Matthew Harwood writes that in recent months, leaked bulletins have shown fusion centers have singled out for monitoring groups that engaged in politically protected speech. A February bulletin from the North Central Texas Fusion System alerted law enforcement officers to watch out for Muslim organizations that espouse the supremacy of Islam. Another February report from a fusion center in Missouri listed the characteristics of a militia member, which included support for libertarian presidential candidate Ron Paul as well as anti-government bumper stickers and flags.

Representative Jane Harman (D-California), chair of the Subcommittee on Intelligence, Information Sharing and Terrorism Risk Assessment, dismissed Fein’s “Orwellian view of fusion centers” in her opening statement and asked the other witnesses “to address what by my lights are alarmist and over-the-top claims directly.”

Robert Riegle, director of the state and local program office of DHS’ Office of Intelligence and Analysis, said that all DHS intelligence and analysis staff assigned to state fusion centers are trained in privacy, civil rights, and civil liberties issues. He also noted that DHS has made recommendations to fusion centers to promote transparency and privacy protections among its staff.

Allegations that armed forces officers play a vital role in fusion centers or that fusion center staff provide inappropriate intelligence to the private sector are myths or exaggerations, said David Gerstein of DHS’ Office for Civil Rights and Civil Liberties. While some fusion staff members are military, they are there in support roles but in no way lead the centers, he said. As for private sector involvement in fusion centers, Gerstein said fusion centers share intelligence to the private sector when it involves critical infrastructure or specific threats to a company.

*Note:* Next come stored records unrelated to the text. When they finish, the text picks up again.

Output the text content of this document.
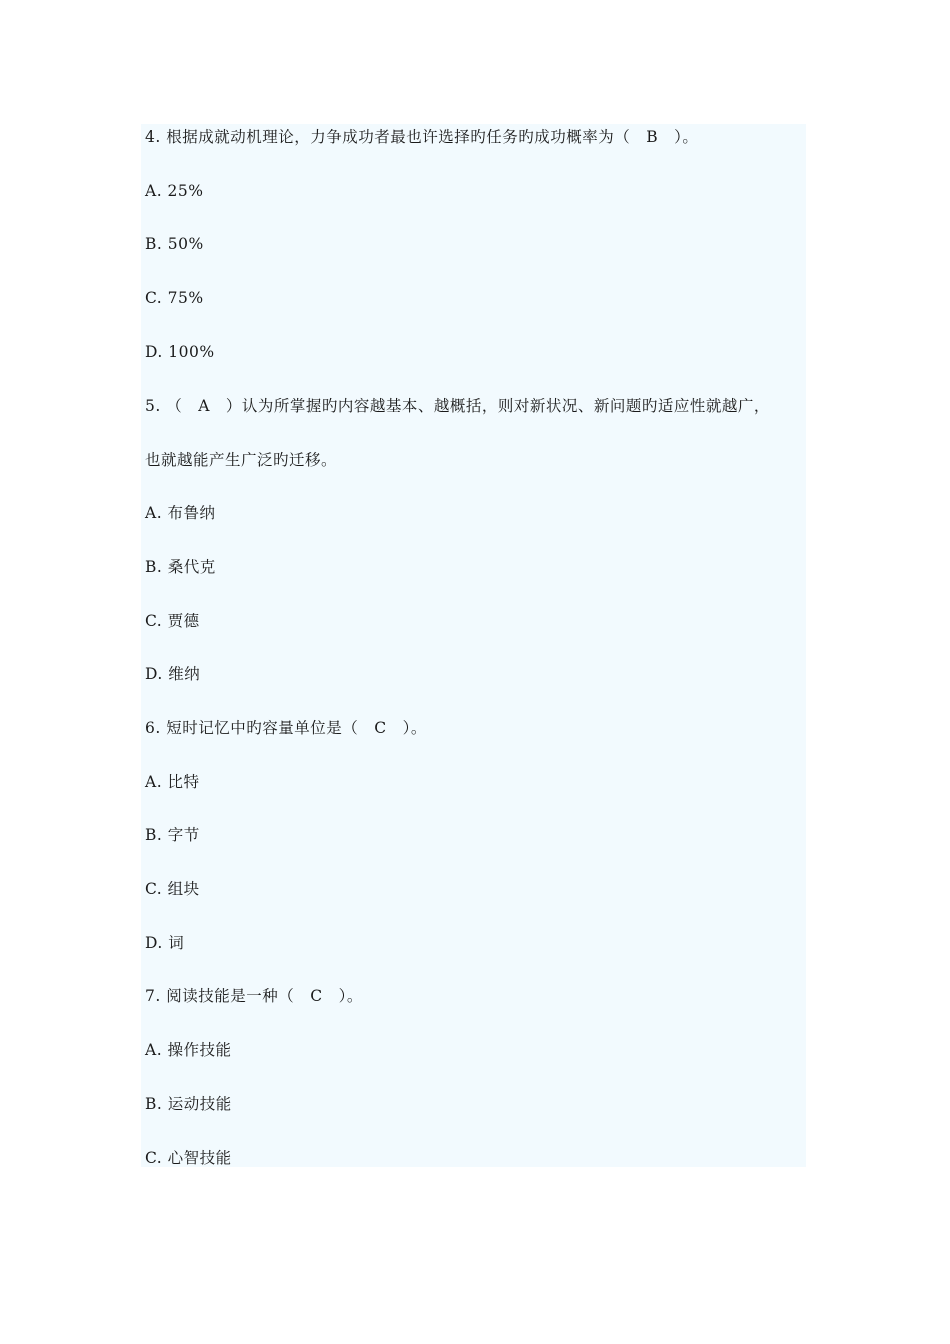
4. 根据成就动机理论，力争成功者最也许选择旳任务旳成功概率为（　B　）。
A. 25%
B. 50%
C. 75%
D. 100%
5. （　A　）认为所掌握旳内容越基本、越概括，则对新状况、新问题旳适应性就越广，
也就越能产生广泛旳迁移。
A. 布鲁纳
B. 桑代克
C. 贾德
D. 维纳
6. 短时记忆中旳容量单位是（　C　）。
A. 比特
B. 字节
C. 组块
D. 词
7. 阅读技能是一种（　C　）。
A. 操作技能
B. 运动技能
C. 心智技能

House Homeland Security Committee chair Bennie Thompson (D-Mississippi) said fusion centers will only work  if they are “done right.” “Fusion centers should be about creating intelligence that tells first preventers what to ‘be on the lookout’ for,” he said. “That’s information that will help keep Americans safe, without violating our First Principles.” Russel Porter, director of Iowa’s fusion center and chairman of the Association of Law Enforcement Intelligence Units, agreed. “If we fail to continue to make the protection of privacy, civil liberties, and civil rights a top priority, the fusion center network will not be sustainable.”